Die Parkscheiben-Einstellung

Richtig oder falsch?

Parkscheibe, Verkehrsschild zur Parkerlaubnis mit Parkscheibe, Foto Ute Boysen

Da steht es mal wieder – das Verkehrsschild mit dem Hinweis auf zwei Stunden kostenfreies Parken „mit Parkscheibe“. Freude kommt auf, denn einer dieser Parkplätze ist frei und das heißt in erster Linie „Geld sparen“.

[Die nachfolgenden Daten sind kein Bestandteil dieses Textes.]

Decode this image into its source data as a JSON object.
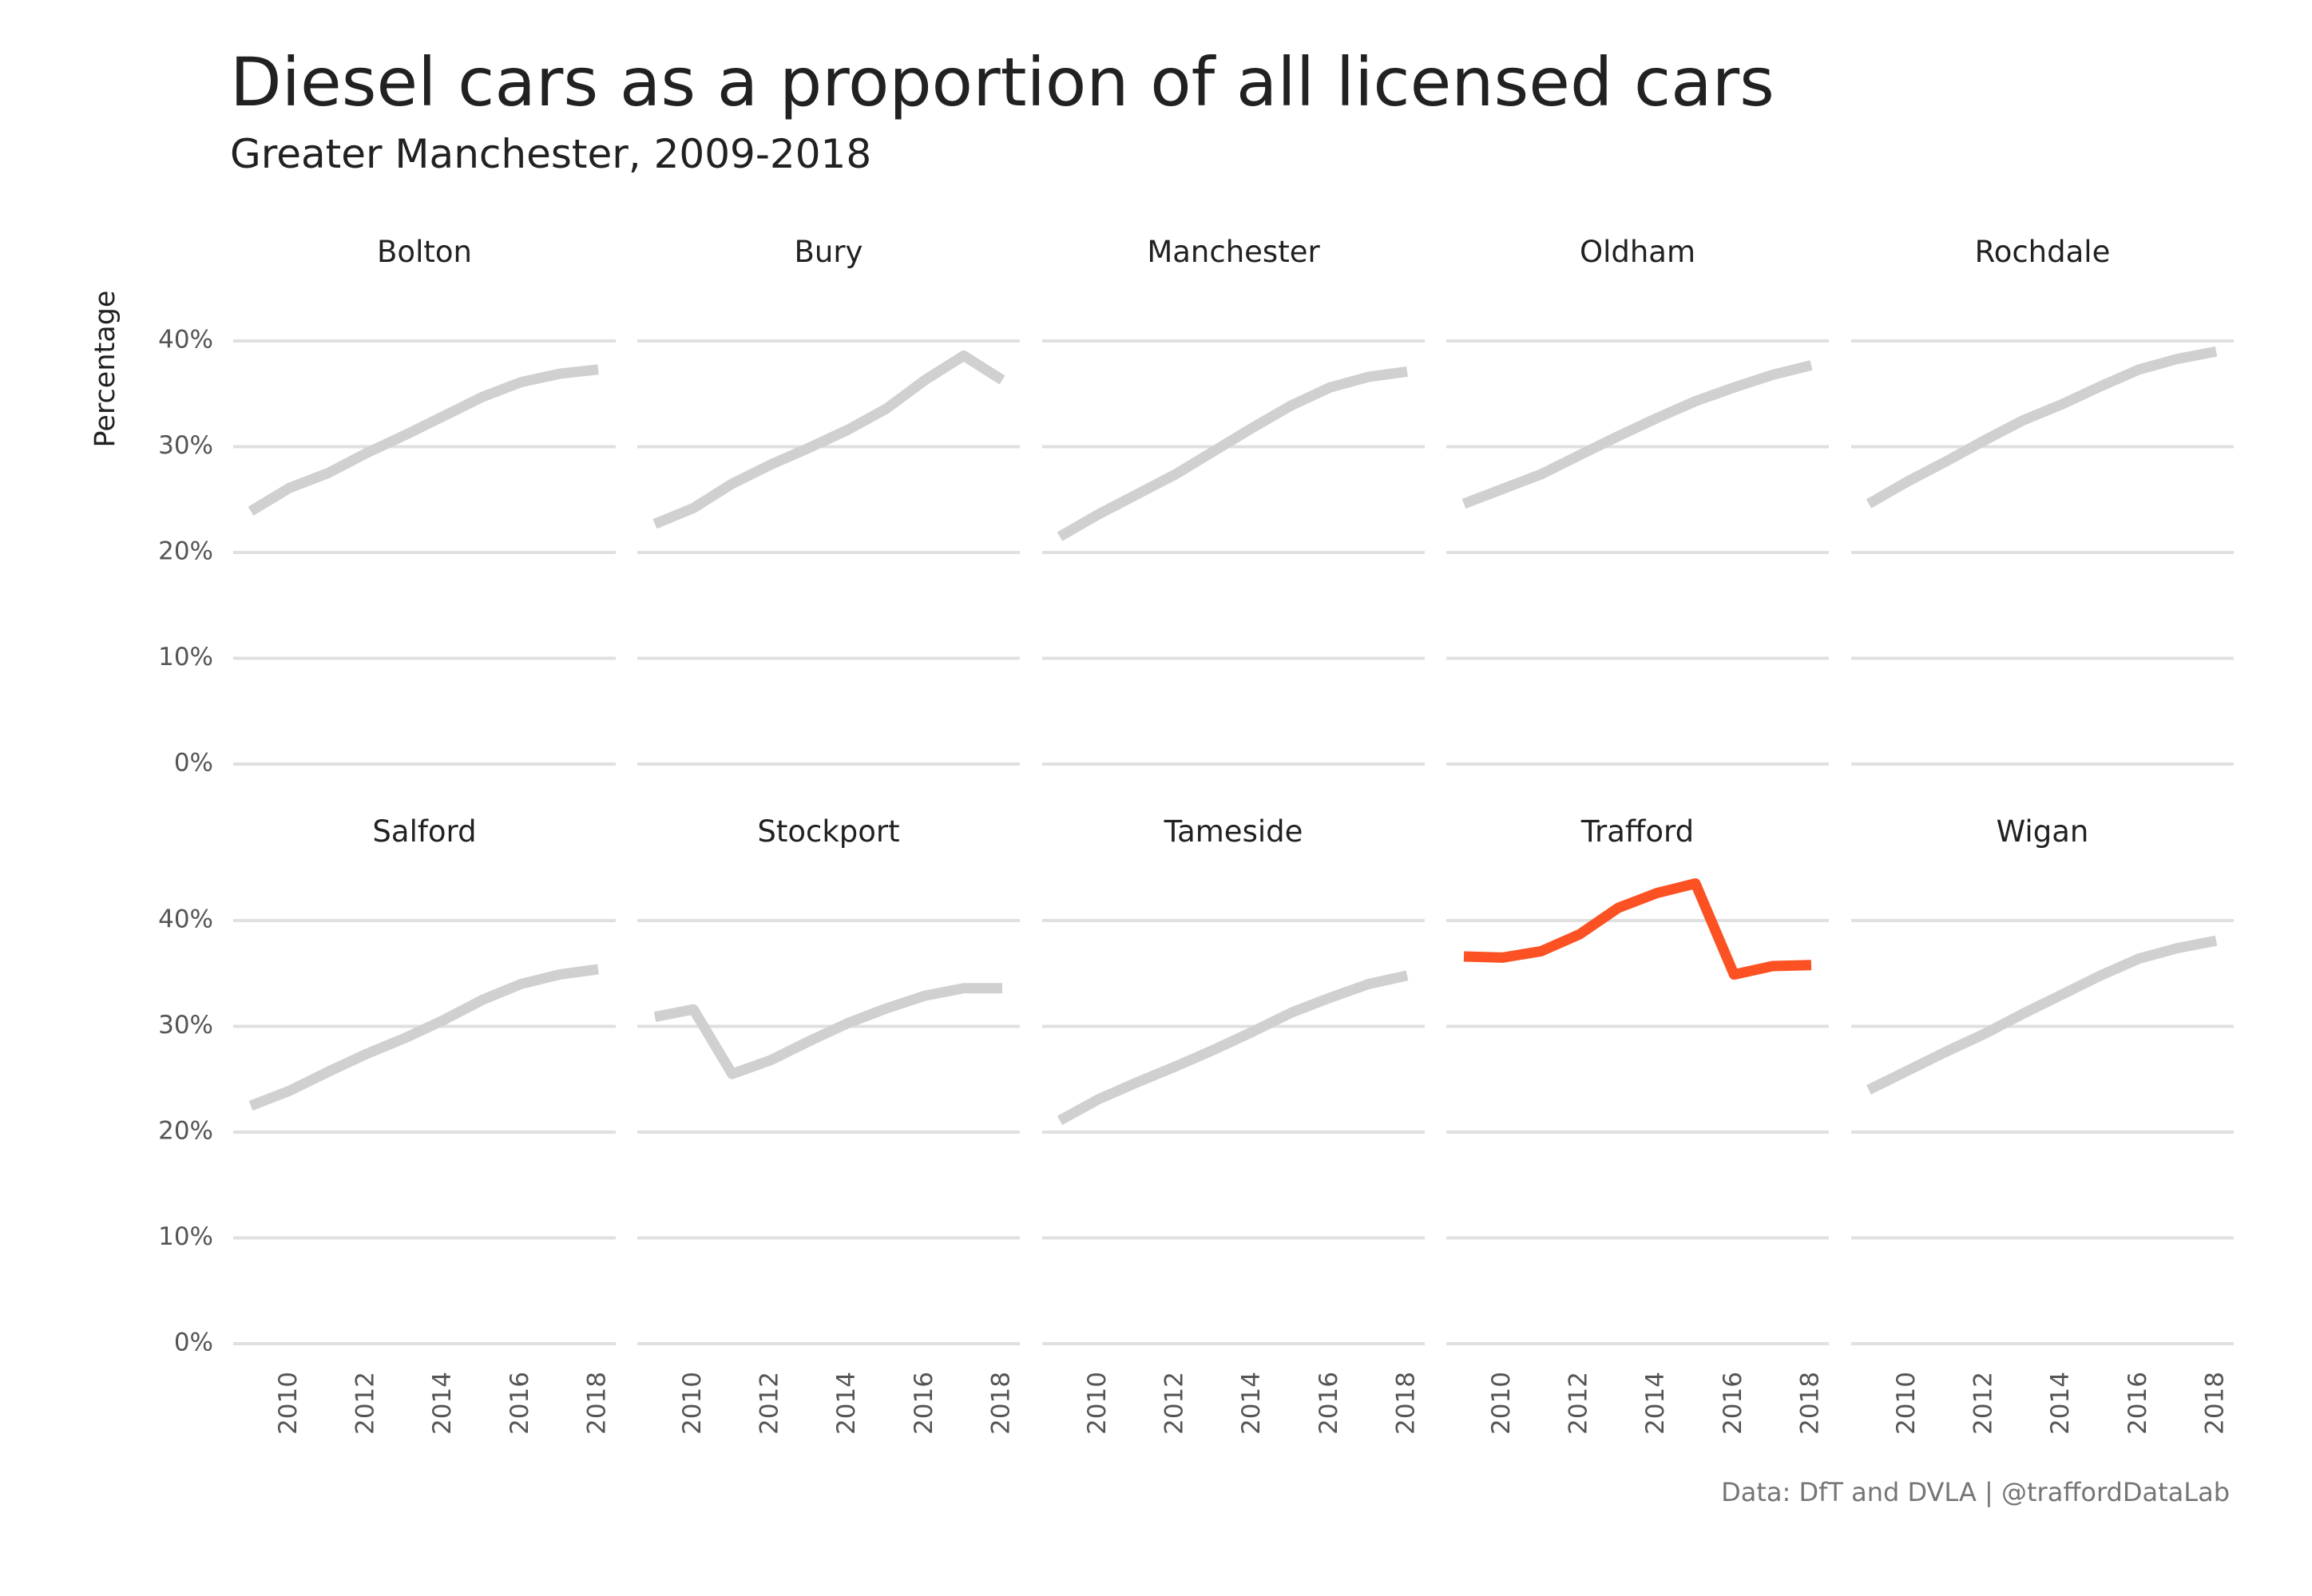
{
  "title": "Diesel cars as a proportion of all licensed cars",
  "subtitle": "Greater Manchester, 2009-2018",
  "caption": "Data: DfT and DVLA | @traffordDataLab",
  "colors": {
    "highlight": "#fc5123",
    "other": "#d0d0d0",
    "grid": "#e0e0e0"
  },
  "chart_data": {
    "type": "line",
    "ylabel": "Percentage",
    "ylim": [
      0,
      40
    ],
    "yticks": [
      0,
      10,
      20,
      30,
      40
    ],
    "ytick_labels": [
      "0%",
      "10%",
      "20%",
      "30%",
      "40%"
    ],
    "xlim": [
      2009,
      2018
    ],
    "xticks": [
      2010,
      2012,
      2014,
      2016,
      2018
    ],
    "xtick_labels": [
      "2010",
      "2012",
      "2014",
      "2016",
      "2018"
    ],
    "grid": true,
    "highlight": "Trafford",
    "x": [
      2009,
      2010,
      2011,
      2012,
      2013,
      2014,
      2015,
      2016,
      2017,
      2018
    ],
    "series": [
      {
        "name": "Bolton",
        "values": [
          23.9,
          26.1,
          27.5,
          29.4,
          31.1,
          32.9,
          34.7,
          36.1,
          36.9,
          37.3
        ]
      },
      {
        "name": "Bury",
        "values": [
          22.7,
          24.2,
          26.5,
          28.3,
          29.9,
          31.6,
          33.6,
          36.3,
          38.6,
          36.3
        ]
      },
      {
        "name": "Manchester",
        "values": [
          21.5,
          23.6,
          25.5,
          27.4,
          29.6,
          31.8,
          33.9,
          35.6,
          36.6,
          37.1
        ]
      },
      {
        "name": "Oldham",
        "values": [
          24.6,
          26.0,
          27.4,
          29.2,
          31.0,
          32.7,
          34.3,
          35.6,
          36.8,
          37.7
        ]
      },
      {
        "name": "Rochdale",
        "values": [
          24.6,
          26.7,
          28.6,
          30.6,
          32.5,
          34.0,
          35.7,
          37.3,
          38.3,
          39.0
        ]
      },
      {
        "name": "Salford",
        "values": [
          22.5,
          23.9,
          25.7,
          27.4,
          28.9,
          30.6,
          32.5,
          34.0,
          34.9,
          35.4
        ]
      },
      {
        "name": "Stockport",
        "values": [
          30.9,
          31.6,
          25.5,
          26.8,
          28.6,
          30.3,
          31.7,
          32.9,
          33.6,
          33.6
        ]
      },
      {
        "name": "Tameside",
        "values": [
          21.1,
          23.1,
          24.7,
          26.2,
          27.8,
          29.5,
          31.3,
          32.7,
          34.0,
          34.8
        ]
      },
      {
        "name": "Trafford",
        "values": [
          36.6,
          36.5,
          37.1,
          38.7,
          41.2,
          42.6,
          43.5,
          34.9,
          35.7,
          35.8
        ]
      },
      {
        "name": "Wigan",
        "values": [
          24.0,
          25.8,
          27.6,
          29.3,
          31.2,
          33.0,
          34.8,
          36.4,
          37.4,
          38.1
        ]
      }
    ]
  }
}
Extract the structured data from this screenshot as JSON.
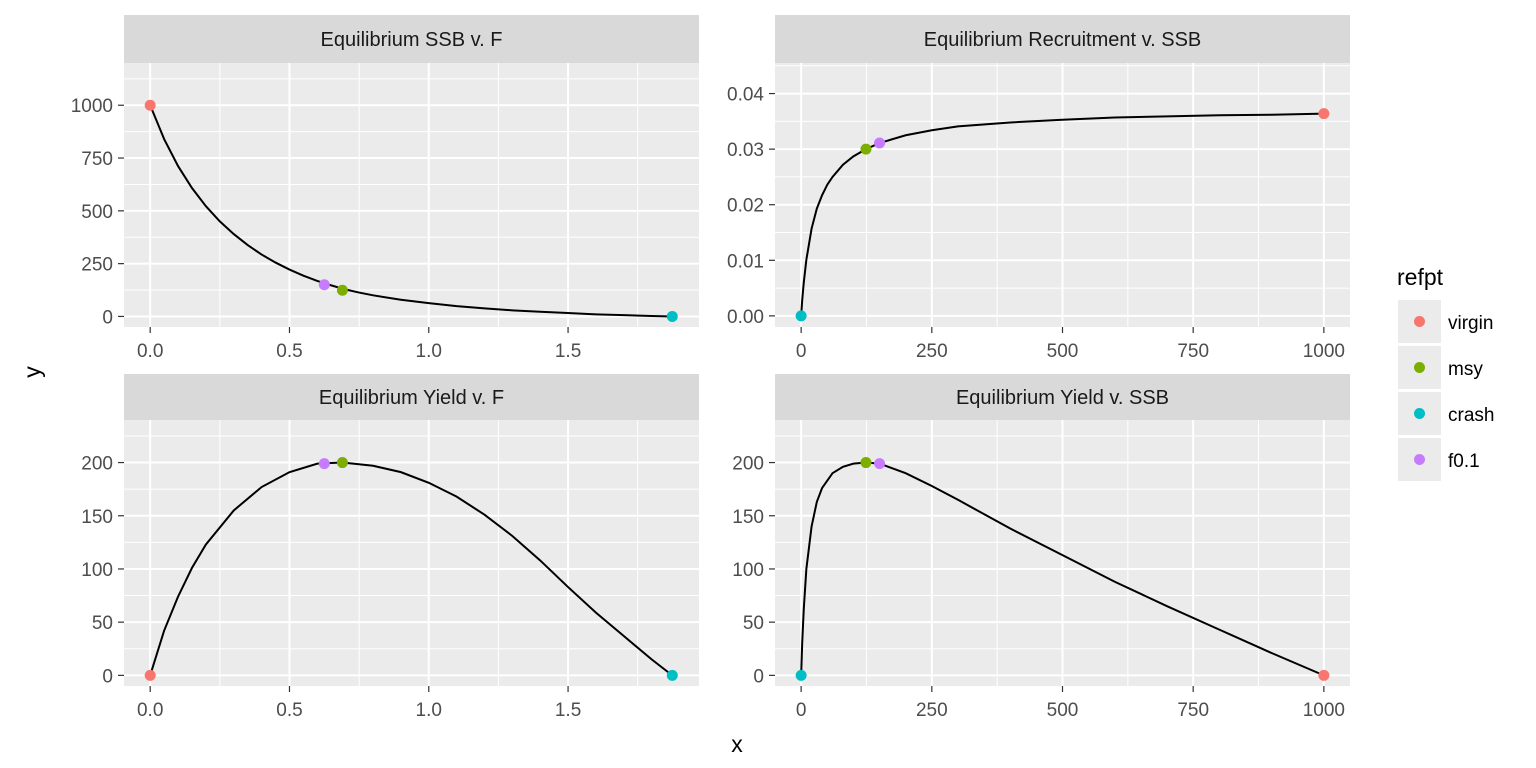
{
  "chart_data": {
    "type": "line",
    "xlabel": "x",
    "ylabel": "y",
    "legend": {
      "title": "refpt",
      "position": "right",
      "entries": [
        {
          "name": "virgin",
          "color": "#F8766D"
        },
        {
          "name": "msy",
          "color": "#7CAE00"
        },
        {
          "name": "crash",
          "color": "#00BFC4"
        },
        {
          "name": "f0.1",
          "color": "#C77CFF"
        }
      ]
    },
    "panels": [
      {
        "title": "Equilibrium SSB v. F",
        "xlim": [
          -0.094,
          1.97
        ],
        "ylim": [
          -50,
          1200
        ],
        "xticks": [
          0,
          0.25,
          0.5,
          0.75,
          1,
          1.25,
          1.5,
          1.75
        ],
        "xtick_labels": [
          "0.0",
          "",
          "0.5",
          "",
          "1.0",
          "",
          "1.5",
          ""
        ],
        "yticks": [
          0,
          125,
          250,
          375,
          500,
          625,
          750,
          875,
          1000,
          1125
        ],
        "ytick_labels": [
          "0",
          "",
          "250",
          "",
          "500",
          "",
          "750",
          "",
          "1000",
          ""
        ],
        "curve": {
          "x": [
            0,
            0.05,
            0.1,
            0.15,
            0.2,
            0.25,
            0.3,
            0.35,
            0.4,
            0.45,
            0.5,
            0.55,
            0.6,
            0.65,
            0.7,
            0.75,
            0.8,
            0.9,
            1.0,
            1.1,
            1.2,
            1.3,
            1.4,
            1.5,
            1.6,
            1.7,
            1.8,
            1.874
          ],
          "y": [
            1000,
            840,
            712,
            608,
            522,
            450,
            390,
            338,
            293,
            255,
            222,
            193,
            168,
            147,
            128,
            113,
            100,
            79,
            63,
            49,
            38,
            29,
            22,
            16,
            10,
            6,
            2,
            0
          ]
        },
        "points": [
          {
            "refpt": "virgin",
            "x": 0,
            "y": 1000
          },
          {
            "refpt": "msy",
            "x": 0.69,
            "y": 124
          },
          {
            "refpt": "crash",
            "x": 1.874,
            "y": 0
          },
          {
            "refpt": "f0.1",
            "x": 0.625,
            "y": 150
          }
        ]
      },
      {
        "title": "Equilibrium Recruitment v. SSB",
        "xlim": [
          -50,
          1050
        ],
        "ylim": [
          -0.002,
          0.0455
        ],
        "xticks": [
          0,
          125,
          250,
          375,
          500,
          625,
          750,
          875,
          1000
        ],
        "xtick_labels": [
          "0",
          "",
          "250",
          "",
          "500",
          "",
          "750",
          "",
          "1000"
        ],
        "yticks": [
          0,
          0.005,
          0.01,
          0.015,
          0.02,
          0.025,
          0.03,
          0.035,
          0.04,
          0.045
        ],
        "ytick_labels": [
          "0.00",
          "",
          "0.01",
          "",
          "0.02",
          "",
          "0.03",
          "",
          "0.04",
          ""
        ],
        "curve": {
          "x": [
            0,
            2,
            5,
            10,
            20,
            30,
            40,
            50,
            60,
            80,
            100,
            124,
            150,
            200,
            250,
            300,
            400,
            500,
            600,
            700,
            800,
            900,
            1000
          ],
          "y": [
            0,
            0.00275,
            0.00597,
            0.0101,
            0.0157,
            0.0193,
            0.0217,
            0.0236,
            0.025,
            0.0272,
            0.0287,
            0.03,
            0.0311,
            0.0325,
            0.0334,
            0.0341,
            0.0348,
            0.0353,
            0.0357,
            0.0359,
            0.0361,
            0.0362,
            0.0364
          ]
        },
        "points": [
          {
            "refpt": "virgin",
            "x": 1000,
            "y": 0.0364
          },
          {
            "refpt": "msy",
            "x": 124,
            "y": 0.03
          },
          {
            "refpt": "crash",
            "x": 0,
            "y": 0
          },
          {
            "refpt": "f0.1",
            "x": 150,
            "y": 0.0311
          }
        ]
      },
      {
        "title": "Equilibrium Yield v. F",
        "xlim": [
          -0.094,
          1.97
        ],
        "ylim": [
          -10,
          240
        ],
        "xticks": [
          0,
          0.25,
          0.5,
          0.75,
          1,
          1.25,
          1.5,
          1.75
        ],
        "xtick_labels": [
          "0.0",
          "",
          "0.5",
          "",
          "1.0",
          "",
          "1.5",
          ""
        ],
        "yticks": [
          0,
          25,
          50,
          75,
          100,
          125,
          150,
          175,
          200,
          225
        ],
        "ytick_labels": [
          "0",
          "",
          "50",
          "",
          "100",
          "",
          "150",
          "",
          "200",
          ""
        ],
        "curve": {
          "x": [
            0,
            0.05,
            0.1,
            0.15,
            0.2,
            0.3,
            0.4,
            0.5,
            0.6,
            0.69,
            0.8,
            0.9,
            1.0,
            1.1,
            1.2,
            1.3,
            1.4,
            1.5,
            1.6,
            1.7,
            1.8,
            1.874
          ],
          "y": [
            0,
            42,
            74,
            101,
            123,
            155,
            177,
            191,
            199,
            200,
            197,
            191,
            181,
            168,
            151,
            131,
            108,
            83,
            59,
            37,
            15,
            0
          ]
        },
        "points": [
          {
            "refpt": "virgin",
            "x": 0,
            "y": 0
          },
          {
            "refpt": "msy",
            "x": 0.69,
            "y": 200
          },
          {
            "refpt": "crash",
            "x": 1.874,
            "y": 0
          },
          {
            "refpt": "f0.1",
            "x": 0.625,
            "y": 199
          }
        ]
      },
      {
        "title": "Equilibrium Yield v. SSB",
        "xlim": [
          -50,
          1050
        ],
        "ylim": [
          -10,
          240
        ],
        "xticks": [
          0,
          125,
          250,
          375,
          500,
          625,
          750,
          875,
          1000
        ],
        "xtick_labels": [
          "0",
          "",
          "250",
          "",
          "500",
          "",
          "750",
          "",
          "1000"
        ],
        "yticks": [
          0,
          25,
          50,
          75,
          100,
          125,
          150,
          175,
          200,
          225
        ],
        "ytick_labels": [
          "0",
          "",
          "50",
          "",
          "100",
          "",
          "150",
          "",
          "200",
          ""
        ],
        "curve": {
          "x": [
            0,
            2,
            5,
            10,
            20,
            30,
            40,
            60,
            80,
            100,
            124,
            150,
            200,
            250,
            300,
            400,
            500,
            600,
            700,
            800,
            900,
            1000
          ],
          "y": [
            0,
            30,
            62,
            100,
            140,
            163,
            176,
            190,
            196,
            199,
            200,
            199,
            190,
            178,
            165,
            138,
            113,
            88,
            65,
            43,
            21,
            0
          ]
        },
        "points": [
          {
            "refpt": "virgin",
            "x": 1000,
            "y": 0
          },
          {
            "refpt": "msy",
            "x": 124,
            "y": 200
          },
          {
            "refpt": "crash",
            "x": 0,
            "y": 0
          },
          {
            "refpt": "f0.1",
            "x": 150,
            "y": 199
          }
        ]
      }
    ]
  }
}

Nun ist es 11.13 Uhr und ich versuche möglichst exakt diese Zeit eingestellt zu bekommen. Was nicht gelingt. Also, so denke ich mir, drehe ich die Zeitangabe auf irgendetwas dazwischenliegendes im weißen Bereich. Hauptsache, die Parkscheibe liegt gut sichtbar für die Kontrollinstanzen an der Windschutzscheibe.

Doch dies, so habe ich nun (ich gestehe, mehr zufällig) im Internet nachlesen können, ist falsch. Solch‘ eine Vorgehensweise sei gleichzusetzen mit einer nicht vorhandenen Parkscheibe – und damit ordnungswidrig. Ungläubig nahm ich diese Information zum Anlass, einige Autofahrer(innen) ganz kurz auf ihre Vorgehensweise zu befragen und erhielt folgende Antworten:

Parkscheibe, im Auto ausgelegt, Foto Ute Boysen

Bei einer Ankunftszeit 11.13 Uhr wäre Sabine H. (36) erst einmal sehr unsicher, ob die Ankunftszeit oder die erlaubte Endparkzeit eingestellt werden müsse, also in diesem Fall 13.13 Uhr. Laura E. (26) hingegen würde die Parkscheibe auf 11.30 Uhr drehen – und das ist richtig. Denn die Straßenverkehrsordnung sagt unter § 13 „Einrichtungen zur Überwachung der Parkzeit“, Abs. 2. dazu: „…soweit das Fahrzeug eine von außen gut lesbare Parkscheibe hat und der Zeiger der Scheibe auf den Strich der halben Stunde eingestellt ist, die dem Zeitpunkt des Anhaltens folgt.“

Und dann stellte ich mir und auch anderen die Frage: kann ich noch mehr Geld sparen, wenn ich nach abgelaufener Zeit meine Parkscheibe erneut auf eine Ankunftszeit drehe? Das wären ja dann vier Stunden kostenfreies Parken! Aber leider ist dies sogar regelrecht verboten! Die „Politessen“ haben auch auf Parkscheiben einen Blick und kontrollieren auch diese. Sie können sich sicher nicht jedes Fahrzeug an jeder Stelle und mit jeder Parkdauer merken – doch stichprobenartige Kontrollblicke auf die Parkscheiben werden vorgenommen. Und sollte dann auffallen, dass ein Fahrzeug tatsächlich schon drei Stunden oder länger auf einem solchen Parkplatz steht – dann ist sogar ein Bußgeld (Knöllchen) fällig.